Son double poursuivit l’examen jusqu’à ses mains, puis ses doigts. Chacun de ses mouvements était empreint de grâce.

Esmelia était fascinée par cet être qui lui ressemblait tant tout en lui étant étranger.

— Tu n’es pas la seule à être condamnée. Telle que tu me voies… c’est la dernière fois… avant que je devienne autre chose.

La première et la dernière fois, eut envie de corriger Esmelia.

— Pourquoi ? demanda-t-elle finalement.

— Je te l’ai dit : je sens l’appel de la Horde, de la Nuée.

Esmelia blêmit. Elle avait beau se dire que ce n'était qu'un mauvais rêve. Elle avait l'impression de se faire rabrouer comme une enfant après une bêtise.

— Les miens ont rejoint les Terrans malgré eux, poursuivit Mead’. Ils sont la Nuée qui les précède et fait place nette pour eux… pour leurs maîtres. Je résisterai autant que possible, mais je finirai par les rejoindre…

— À deux, nous pourrions peut-être…

Elle ne termina pas sa phrase. C’était inutile.

Mead’ posa une main douce et caressante sur son visage.

Esmelia ferma les yeux pour mieux en éprouver ce contact apaisant.

Qui étaient les Terrannihilisateurs ? Qu’était vraiment la Nuée avant ? Avait-elle ressenti leur appel elle aussi ?

Elle eut une sensation de vertige, brutale.

Elle rouvrit les yeux et se trouva à nouveau dans le cockpit de la frégate. Elle y était revenue aussi soudainement qu’elle en était partie.

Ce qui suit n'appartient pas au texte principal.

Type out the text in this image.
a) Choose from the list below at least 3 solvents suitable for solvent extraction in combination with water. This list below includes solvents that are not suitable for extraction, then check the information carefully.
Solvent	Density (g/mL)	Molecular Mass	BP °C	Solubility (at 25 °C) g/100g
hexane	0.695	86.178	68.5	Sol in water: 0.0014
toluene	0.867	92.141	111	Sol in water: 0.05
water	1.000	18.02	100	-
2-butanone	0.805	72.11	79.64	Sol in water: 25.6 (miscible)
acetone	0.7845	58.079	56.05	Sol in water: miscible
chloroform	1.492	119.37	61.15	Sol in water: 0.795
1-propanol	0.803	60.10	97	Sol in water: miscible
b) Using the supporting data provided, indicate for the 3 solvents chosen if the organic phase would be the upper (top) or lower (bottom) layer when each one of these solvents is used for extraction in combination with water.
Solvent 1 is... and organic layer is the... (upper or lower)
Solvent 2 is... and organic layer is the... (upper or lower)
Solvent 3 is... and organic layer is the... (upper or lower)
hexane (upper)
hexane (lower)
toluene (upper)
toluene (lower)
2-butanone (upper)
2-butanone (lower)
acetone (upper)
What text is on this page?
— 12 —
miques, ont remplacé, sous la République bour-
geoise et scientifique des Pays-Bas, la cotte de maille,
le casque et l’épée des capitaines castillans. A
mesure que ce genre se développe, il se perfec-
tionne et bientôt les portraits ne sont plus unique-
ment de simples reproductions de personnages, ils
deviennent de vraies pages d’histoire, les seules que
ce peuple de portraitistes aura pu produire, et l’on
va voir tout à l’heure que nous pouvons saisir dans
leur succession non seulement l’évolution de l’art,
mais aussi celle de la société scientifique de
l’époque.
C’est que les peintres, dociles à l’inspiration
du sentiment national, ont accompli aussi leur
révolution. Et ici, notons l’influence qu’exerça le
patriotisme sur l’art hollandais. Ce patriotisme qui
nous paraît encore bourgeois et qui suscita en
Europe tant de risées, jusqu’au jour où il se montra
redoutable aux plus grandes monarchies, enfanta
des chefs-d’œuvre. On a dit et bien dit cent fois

Elle ressentit une forte douleur au niveau des épaules, sûrement à cause du harnais de sécurité. Tout semblait normal autour d’elle. Sauf la présence du visage de Baal face au sien. Jamais il n’avait été aussi près d’elle. Seule, leurs visières les maintenaient à distance.

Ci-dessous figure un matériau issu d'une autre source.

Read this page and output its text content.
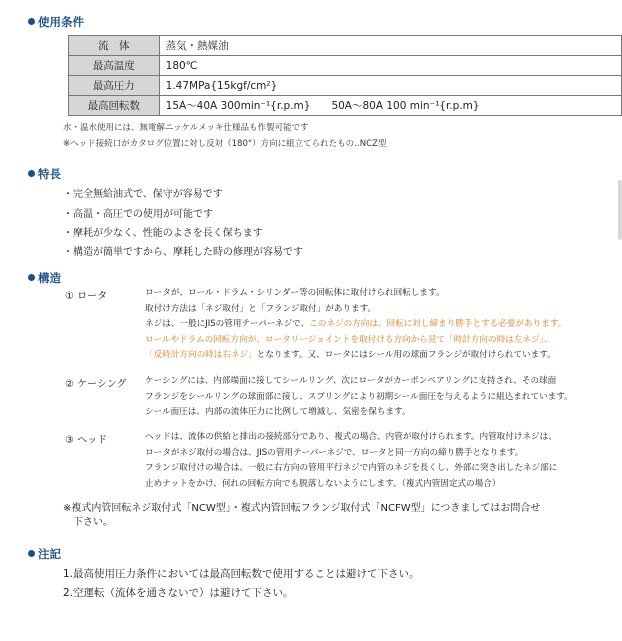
使用条件
流　体	蒸気・熱媒油
最高温度	180℃
最高圧力	1.47MPa{15kgf/cm²}
最高回転数	15A～40A 300min⁻¹{r.p.m}　　50A～80A 100 min⁻¹{r.p.m}
水・温水使用には、無電解ニッケルメッキ仕様品も作製可能です
※ヘッド接続口がカタログ位置に対し反対（180°）方向に組立てられたもの‥NCZ型
特長
・完全無給油式で、保守が容易です
・高温・高圧での使用が可能です
・摩耗が少なく、性能のよさを長く保ちます
・構造が簡単ですから、摩耗した時の修理が容易です
構造
① ロータ	ロータが、ロール・ドラム・シリンダー等の回転体に取付けられ回転します。
取付け方法は「ネジ取付」と「フランジ取付」があります。
ネジは、一般にJISの管用テーパーネジで、このネジの方向は、回転に対し締まり勝手とする必要があります。
ロールやドラムの回転方向が、ロータリージョイントを取付ける方向から見て「時計方向の時は左ネジ」、
「反時計方向の時は右ネジ」となります。又、ロータにはシール用の球面フランジが取付けられています。
② ケーシング ケーシングには、内部端面に接してシールリング、次にロータがカーボンベアリングに支持され、その球面
フランジをシールリングの球面部に接し、スプリングにより初期シール面圧を与えるように組込まれています。
シール面圧は、内部の流体圧力に比例して増減し、気密を保ちます。
③ ヘッド	ヘッドは、流体の供給と排出の接続部分であり、複式の場合、内管が取付けられます。内管取付けネジは、
ロータがネジ取付の場合は、JISの管用テーパーネジで、ロータと同一方向の締り勝手となります。
フランジ取付けの場合は、一般に右方向の管用平行ネジで内管のネジを長くし、外部に突き出したネジ部に
止めナットをかけ、何れの回転方向でも脱落しないようにします。（複式内管固定式の場合）
※複式内管回転ネジ取付式「NCW型」・複式内管回転フランジ取付式「NCFW型」につきましてはお問合せ
　下さい。
注記
1.最高使用圧力条件においては最高回転数で使用することは避けて下さい。
2.空運転（流体を通さないで）は避けて下さい。
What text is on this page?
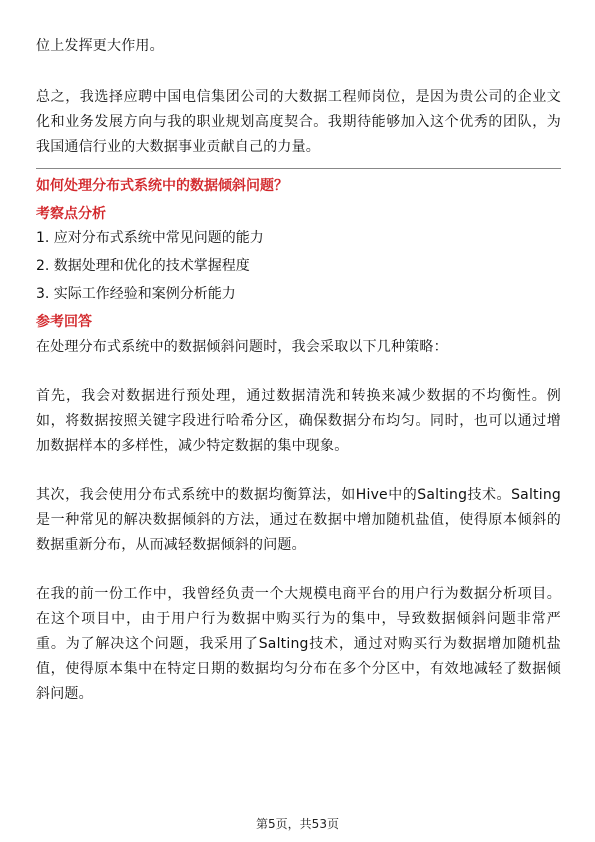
位上发挥更大作用。

总之，我选择应聘中国电信集团公司的大数据工程师岗位，是因为贵公司的企业文化和业务发展方向与我的职业规划高度契合。我期待能够加入这个优秀的团队，为我国通信行业的大数据事业贡献自己的力量。

如何处理分布式系统中的数据倾斜问题？

考察点分析

1. 应对分布式系统中常见问题的能力

2. 数据处理和优化的技术掌握程度

3. 实际工作经验和案例分析能力

参考回答

在处理分布式系统中的数据倾斜问题时，我会采取以下几种策略：

首先，我会对数据进行预处理，通过数据清洗和转换来减少数据的不均衡性。例如，将数据按照关键字段进行哈希分区，确保数据分布均匀。同时，也可以通过增加数据样本的多样性，减少特定数据的集中现象。

其次，我会使用分布式系统中的数据均衡算法，如Hive中的Salting技术。Salting是一种常见的解决数据倾斜的方法，通过在数据中增加随机盐值，使得原本倾斜的数据重新分布，从而减轻数据倾斜的问题。

在我的前一份工作中，我曾经负责一个大规模电商平台的用户行为数据分析项目。在这个项目中，由于用户行为数据中购买行为的集中，导致数据倾斜问题非常严重。为了解决这个问题，我采用了Salting技术，通过对购买行为数据增加随机盐值，使得原本集中在特定日期的数据均匀分布在多个分区中，有效地减轻了数据倾斜问题。

第5页，共53页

L’espace d’un instant, elle le vit franchement inquiet, mais il avait aussitôt repris cette expression narquoise qu’elle lui connaissait le plus souvent.

— Enfin revenue du pays des songes, fit-il sur un ton qui se voulait sarcastique, où pointait néanmoins une légère anxiété. On peut dire que vous avez le sens du timing. Si vous aviez fait votre petite crise cinq secondes plus tôt, nous serions sûrement morts tous les deux.

— Je vais mourir, articula-t-elle encore abasourdie.

— Pas dans l’immédiat. Vos signes vitaux sont corrects et stables. Même si les moniteurs de mon vaisseau vous ont donnée pour morte durant la traversée de la bouche. Comme vous et moi, ils n’aiment pas beaucoup les traversées.

— Je suis restée inconsciente pendant combien de temps ?

Elle ne voulait surtout pas dire morte.

Ni vivante ni morte.

— Quelques secondes. Le temps de la traversée, lui répondit Baal en se détournant d’elle pour reprendre les commandes de son vaisseau. L’un des tirs a probablement touché le système de surveillance organique de ma frégate. Je le ferai vérifier à notre retour.

Elle entendait à peine ce que disait l’ancien dieu.

La traversée n’avait duré que quelques secondes, et pourtant elle avait l’impression d’avoir passé au moins une bonne heure avec Mead’.

Elle sentait son cœur battre anormalement vite. Ce n’était pas le moment de faire une crise cardiaque. Mead’ lui avait promis qu’elle aurait du temps avec Will… Et puis, était-ce vraiment son cœur ou celui de Mead’, ou encore celui d’une morte ambulante ? Battait-il vraiment ou n’était-ce qu’une mécanique apparente destinée à tromper les moniteurs et à faire croire qu’elle était humaine ?

— Pourquoi avez-vous dit que si j’avais fait ma crise cinq secondes plus tôt, nous serions morts ? lui demanda-t-elle.

— Parce que les cinq premières secondes d’entrée d’un vaisseau dans une bouche sont cruciales. Cinq secondes d’inattention et une mauvaise manœuvre, au pire nous pourrions errer éternellement dans le tunnel, au mieux nous serions désintégrés.

— Quitte à choisir, je préfèrerais le contraire.

— Vous n'avez aucune idée de ce que peut être l'éternité ?

Il semblait sincèrement étonné.

— J'aurais pourtant juré du contraire, ajouta-t-il après un court moment de silence.